Bisnis.com, JAKARTA – Saham-saham perusahaan China membebani indeks saham Asia setelah The People’s Bank of China (PBOC) memangkas suku bunganya yang kurang dari perkiraan pasar.
Saat pasar saham di China turun, Indeks Harga Saham Gabungan (IHSG) berhasil bertahan di zona hijau hingga perdagangan sesi pertama hari ini. IHSG terpantau menguat 0,11 persen atau 7,51 poin ke 6.867,42. Sebanyak 225 saham naik, 290 saham melemah, dan 214 saham stagnan.
Indeks Hang Seng di Hong Kong turun sebanyak 1,8 persen pada Senin dan menjadi penutupan terendah sejak November 2022. Saham-saham di China juga turun, dengan saham keuangan berkinerja terburuk.

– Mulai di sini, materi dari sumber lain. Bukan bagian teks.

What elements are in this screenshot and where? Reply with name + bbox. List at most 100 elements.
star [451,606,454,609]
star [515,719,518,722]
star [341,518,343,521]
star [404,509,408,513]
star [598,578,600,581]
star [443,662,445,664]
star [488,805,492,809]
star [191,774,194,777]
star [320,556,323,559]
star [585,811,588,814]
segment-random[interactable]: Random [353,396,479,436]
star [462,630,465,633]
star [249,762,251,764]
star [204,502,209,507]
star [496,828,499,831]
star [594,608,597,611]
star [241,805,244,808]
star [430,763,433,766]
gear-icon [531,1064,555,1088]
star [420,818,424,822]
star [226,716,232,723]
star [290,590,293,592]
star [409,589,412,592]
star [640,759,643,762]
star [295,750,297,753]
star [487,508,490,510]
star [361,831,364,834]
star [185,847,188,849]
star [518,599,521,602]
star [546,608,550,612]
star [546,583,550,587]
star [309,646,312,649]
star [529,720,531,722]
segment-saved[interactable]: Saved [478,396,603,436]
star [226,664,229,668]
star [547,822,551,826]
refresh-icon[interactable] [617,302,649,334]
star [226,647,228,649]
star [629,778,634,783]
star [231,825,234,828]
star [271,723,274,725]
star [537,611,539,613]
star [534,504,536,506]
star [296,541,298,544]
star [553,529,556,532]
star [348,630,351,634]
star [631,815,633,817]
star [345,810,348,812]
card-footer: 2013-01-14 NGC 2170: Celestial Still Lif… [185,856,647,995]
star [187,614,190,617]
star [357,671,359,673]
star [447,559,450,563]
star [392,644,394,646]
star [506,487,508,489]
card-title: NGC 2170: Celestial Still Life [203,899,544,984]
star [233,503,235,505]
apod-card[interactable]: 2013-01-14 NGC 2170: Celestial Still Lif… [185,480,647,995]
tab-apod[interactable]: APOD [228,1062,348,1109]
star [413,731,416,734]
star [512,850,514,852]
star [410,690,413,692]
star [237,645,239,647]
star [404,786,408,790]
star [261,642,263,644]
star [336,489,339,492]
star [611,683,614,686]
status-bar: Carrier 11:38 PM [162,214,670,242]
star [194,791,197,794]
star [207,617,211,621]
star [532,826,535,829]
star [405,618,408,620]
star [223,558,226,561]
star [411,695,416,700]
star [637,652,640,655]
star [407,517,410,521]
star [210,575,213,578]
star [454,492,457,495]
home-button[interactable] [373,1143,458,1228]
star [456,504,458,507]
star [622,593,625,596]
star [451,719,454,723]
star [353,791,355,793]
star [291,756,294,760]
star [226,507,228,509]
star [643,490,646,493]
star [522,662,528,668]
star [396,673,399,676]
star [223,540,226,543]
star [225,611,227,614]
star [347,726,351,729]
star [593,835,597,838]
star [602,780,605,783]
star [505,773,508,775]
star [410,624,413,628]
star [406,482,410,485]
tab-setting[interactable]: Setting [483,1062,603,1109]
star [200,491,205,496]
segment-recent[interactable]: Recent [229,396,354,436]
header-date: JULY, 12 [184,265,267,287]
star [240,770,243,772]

Sementara itu, indeks saham di Jepang dan Korea Selatan naik, tetapi kenaikan mereka mungkin tidak mencegah benchmark pasar saham Asia menuju ke level terendah sejak Maret 2023.
Hari ini, PBOC memotong suku bunga pinjaman satu tahun (loan prime rate/LPR) sebesar 10 basis poin, namun mempertahankan suku bunga pinjaman lima tahun tidak berubah.
Investor saham sebelumnya mengharapkan pemotongan setidaknya 15 basis poin pada kedua suku bunga.
Baca Juga
"Penahanan yang mengejutkan dari LPR lima tahun tidak konsisten dengan nada kebijakan keseluruhan bailout properti. Pesan kebijakan penahanan LPR ini akan membingungkan pasar dan melemahkan dampak sentimen,” kata Raymond Yeung, kepala ekonom untuk China di ANZ Banking Group Ltd, mengutip Bloomberg, Senin (21/8/2023).
Data suku bunga pinjaman yang mengecewakan menambah kekhawatiran investor pada pemulihan ekonomi China yang lemah dan dampaknya pada pasar lain.
Kekhawatiran mengenai kejatuhan sektor properti di China menyebabkan Goldman Sachs Group Inc. menurunkan estimasi pertumbuhan pendapatan per saham setahun penuh untuk MSCI China menjadi 11 persen dari 14 persen.
Goldman Sachs juga mengurangi target indeks 12 bulan dari 70 menjadi 67, menyiratkan pengembalian 13 persen selama 12 bulan ke depan.
"Sampai tanggapan kebijakan yang lebih kuat tersedia untuk mendukung risiko sektor properti, kami percaya saham China akan menetap di kisaran perdagangan yang lebih rendah dari yang kami perkirakan sebelumnya," tulis ahli strategi ekuitas Goldman, Kinger Lau dan Timothy Moe.
Sementara itu, nilai tukar yuan memperpanjang kelemahannya terhadap Dolar AS. Bank Rakyat China sebelumnya menetapkan kurs referensi harian untuk yuan pada level yang lebih kuat dari perkiraan rata-rata dalam survei Bloomberg.
Indeks yang mengukur kekuatan dolar AS diperdagangkan sedikit berubah, menyusul penurunan kecil pada Kamis dan Jumat yang memangkas kenaikan lima minggu. Adapun imbal hasil obligasi pemerintah AS tenor 10 tahun mendekati level tertinggi sejak November 2007.